Gabe Hudson calls Dear Lucy a “gothic noir.” Were there any gothic writers who inspired you while you were writing?
Absolutely! Southern Gothic writers are some of my very favorite. Faulkner has long been an inspiration to me and was for this book. Other include Flannery O’ Connor, Nathaniel West, Carson McCullers, Eudora Welty. The Book of Ruth by Jane Hamilton is a more recent novel that is certainly meets the darkness criteria for gothic writing that I was really inspired and moved by.
Dear Lucy is told from multiple points of view. Why did you choose to structure the story in that way? Was it difficult to switch between the voices of the characters as you were writing?
After writing about eighty pages in Lucy’s voice I realized I wanted a foil point of view, both to Lucy’s innocent truthfulness and her cognitive limitations. Missus’ POV was born out of that desire. Missus was already a character, and her voice became a good parallel to Lucy’s; Missus is completely shrewd and perceptive, but she is incapable of real honesty.
I liked the layered effect of the voices, like looking through multiple panes of old, weathered glass. It’s harder to see what’s behind the glass, but all the cracks and grime enrich the experience of trying to make out what it is you’re seeing.
Having multiple narrators was certainly a challenge, not so much in switching between the character’s points of view, but in distinguishing the sound and quality of the voices from one another. Lucy’s voice is so distinctive and it would creep into other POV’s, especially when it came to metaphors and similes.
What kind of research did you do while you were writing Dear Lucy?
Dear Lucy is timeless and placeless so really no research felt necessary. There isn’t much physical description of the farm, so there wasn’t a high risk of being factually incorrect when it came to farming. Likewise, any Biblical references are so vague I didn’t feel I ran the risk of being inaccurate.
As Dear Lucy ends, it is unclear what will happen to any of the characters. Why did you choose to end on such an uncertain note?
I decided to end the book at the most victorious moment in Lucy’s life. It is a choice when to end a book, and certainly I can imagine what could come in the moments and days after Lucy leaves the farm with the baby. But when Lucy is explaining her secrets to the baby, it is one of the longest, most intricate dialogues Lucy has in the book without displaying any self-consciousness about missing words. So not only has Lucy followed through on her promise to Samantha, she has fulfilled her promise to herself to find words for the shape of things inside her, and tell them to someone. Lucy is grateful for her words and for the intimacy they provide. She is proud of her words for perhaps the first time.
What would you like readers to take away from Dear Lucy?

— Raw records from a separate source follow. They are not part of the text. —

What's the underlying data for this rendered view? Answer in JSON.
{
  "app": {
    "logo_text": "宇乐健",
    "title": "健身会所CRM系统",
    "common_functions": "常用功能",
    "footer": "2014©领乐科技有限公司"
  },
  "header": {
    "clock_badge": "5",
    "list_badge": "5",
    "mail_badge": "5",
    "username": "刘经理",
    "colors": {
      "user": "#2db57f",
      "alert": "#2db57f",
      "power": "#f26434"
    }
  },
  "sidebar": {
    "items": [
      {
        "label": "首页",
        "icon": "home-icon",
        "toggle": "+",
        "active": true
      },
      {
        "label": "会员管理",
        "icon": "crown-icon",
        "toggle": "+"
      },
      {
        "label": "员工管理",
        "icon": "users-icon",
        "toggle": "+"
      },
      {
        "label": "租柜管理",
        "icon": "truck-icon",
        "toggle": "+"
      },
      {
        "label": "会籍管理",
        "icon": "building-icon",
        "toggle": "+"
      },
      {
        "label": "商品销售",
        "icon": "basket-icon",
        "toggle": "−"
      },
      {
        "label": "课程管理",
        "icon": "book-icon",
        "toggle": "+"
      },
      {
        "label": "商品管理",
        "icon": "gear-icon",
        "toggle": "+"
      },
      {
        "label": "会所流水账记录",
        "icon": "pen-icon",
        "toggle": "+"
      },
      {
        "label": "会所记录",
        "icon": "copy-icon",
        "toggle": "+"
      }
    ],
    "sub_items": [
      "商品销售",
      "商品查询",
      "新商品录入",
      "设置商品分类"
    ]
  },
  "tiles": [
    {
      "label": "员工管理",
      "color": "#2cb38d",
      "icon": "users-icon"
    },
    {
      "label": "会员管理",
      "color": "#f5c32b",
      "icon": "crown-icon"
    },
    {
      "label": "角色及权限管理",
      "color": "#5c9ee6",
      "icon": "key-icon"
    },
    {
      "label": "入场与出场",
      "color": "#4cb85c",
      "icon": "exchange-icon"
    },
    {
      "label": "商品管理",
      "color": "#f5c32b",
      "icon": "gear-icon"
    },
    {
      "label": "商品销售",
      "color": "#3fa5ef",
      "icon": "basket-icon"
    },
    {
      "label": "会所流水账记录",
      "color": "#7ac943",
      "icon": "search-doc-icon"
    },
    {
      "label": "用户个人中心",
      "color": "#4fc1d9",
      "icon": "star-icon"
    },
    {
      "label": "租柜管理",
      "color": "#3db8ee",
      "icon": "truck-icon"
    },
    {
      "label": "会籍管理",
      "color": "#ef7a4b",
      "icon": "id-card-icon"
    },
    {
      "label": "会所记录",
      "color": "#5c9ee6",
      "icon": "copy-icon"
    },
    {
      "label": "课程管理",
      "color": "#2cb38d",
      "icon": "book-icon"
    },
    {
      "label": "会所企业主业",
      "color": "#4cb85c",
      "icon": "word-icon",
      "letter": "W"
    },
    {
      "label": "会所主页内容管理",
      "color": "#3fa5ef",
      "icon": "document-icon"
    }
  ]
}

Lucy’s sense of wonder at the things other people take for granted.
What are you working on now?
I am working on a novel about a pirate carnival, which is a floating fair of music, food, and entertainment collected from around the world. It is run by a mysterious community of gypsies, and travels up the eastern seaboard, spreading its celebration of life, passion, and indulgence. When the pirate carnival docks in a sleepy New England town, the lives of three young women will never be the same. Clarissa, a beautiful, painfully polite, modest young woman unlocks the dangerous power of her beauty. Sweet, chubby, Betsey, who has left college to care for her ailing mother, abandons her duties to become the loyal muse of a charismatic pirate baker. And Sue, the narrator of the book, falls in love with a pirate who speaks the language of her heart but won’t give her straight answer about anything. Up against her own desires, the beliefs of her family, and the twisted magic of the ship, Sue fights to uncover the troubled history of her beloved and save those she loves from disappearing into a world where ego, indulgence and beauty, seem to trump all else.